The trials and tribulations of each of the Henricksons’ many generations connect to any and all possible demographics. For example, men ages 18-49 will tune in to watch Bill battle blackmail and impotence; women ages 18-49 will tune in to watch Barb, Nicki, or Margene manage their hectic lives while learning to love each other; tweens and teens will tune in to sympathize with the pubescent Henrickson children; and the older demographic will tune in to watch Bill’s wily parents Frank and Lois duke it out on the compound.

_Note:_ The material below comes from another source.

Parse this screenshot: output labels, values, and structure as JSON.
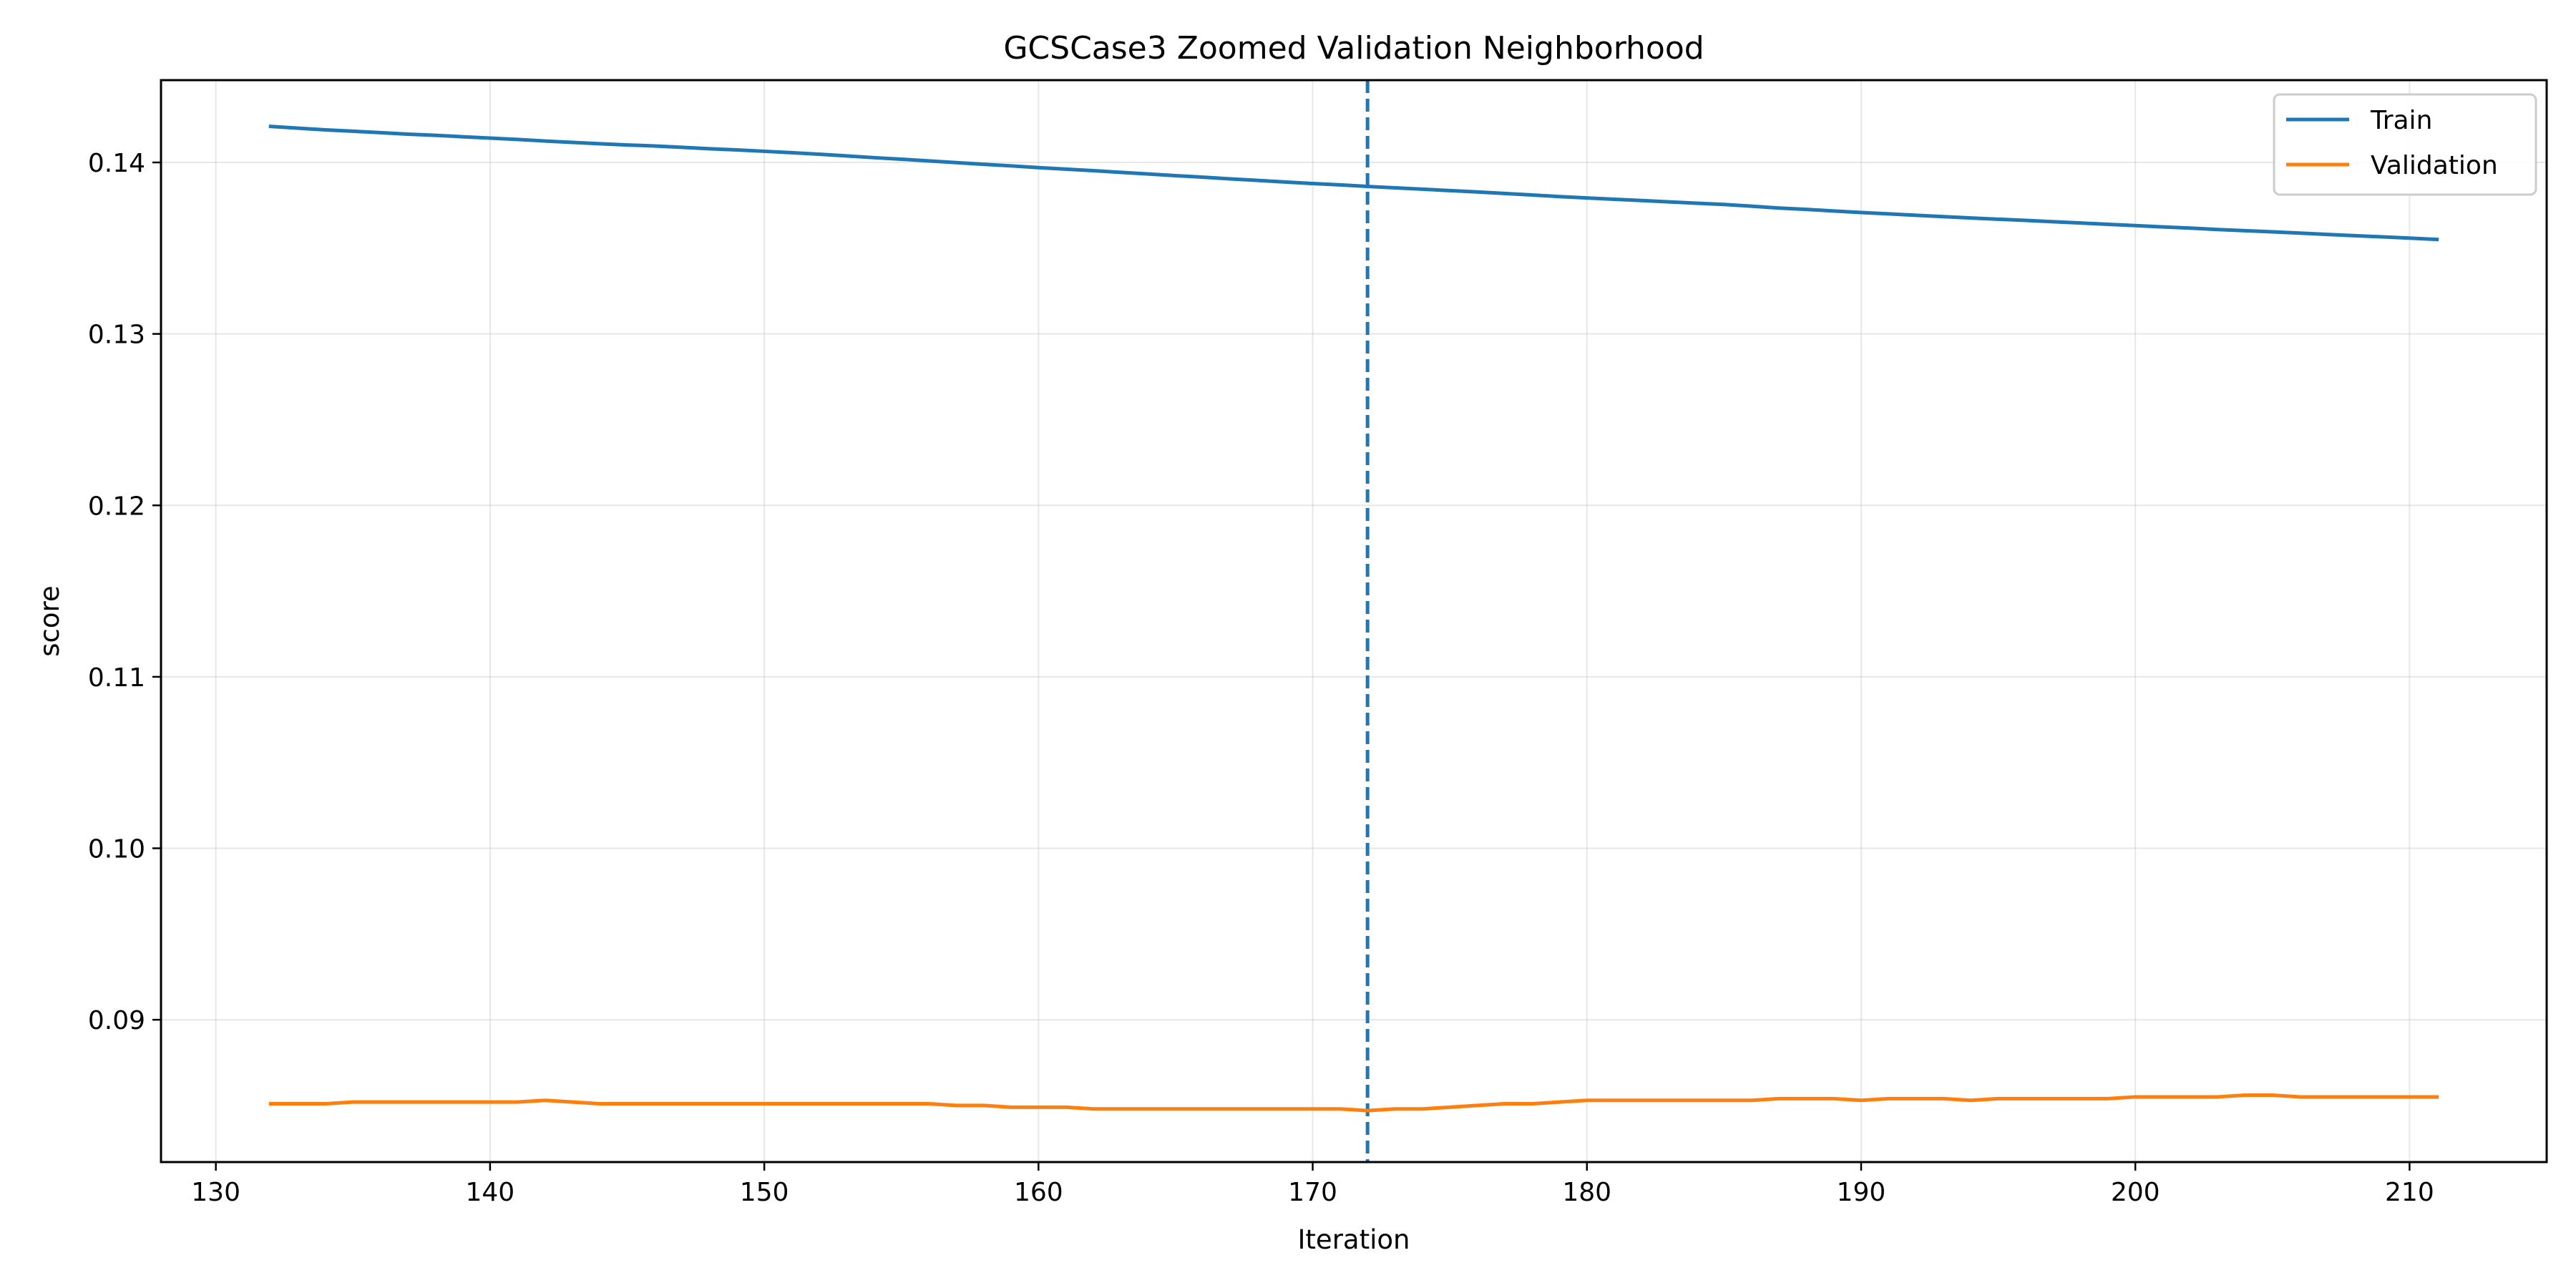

Then there’s the show’s general sense of ambiguity toward religion, which is perhaps its greatest strength, and, yet, its greatest weakness. The fact that “Big Love’s” characters have yet to establish a firm religious stance is appealing for both the audience and the executives at HBO. As a result, viewers don’t feel alienated by the characters’ religious affiliation, and executives don’t have to fully answer to the Mormon Church for linking the Church with Polygamy.
But it is this lack of religious conviction that could turn out to be “Big Love’s” Achilles tendon. While most of the show’s characters are superbly acted, the script has yet to develop any deep, thought-provoking reflections regarding faith and its connection to family (polygamist or not). This lack of religious and/or spiritual conviction can be seen especially in the character of Bill, whose husbandly speeches often fall flat.
Still, one could hope that the show’s creators are simply giving their characters, and messages, a starting point to grow from. Perhaps the WASP-ish audiences emulated by the Mormon-ish Henricksons need time to acclimate to the possibility of finding God is a show about polygamy.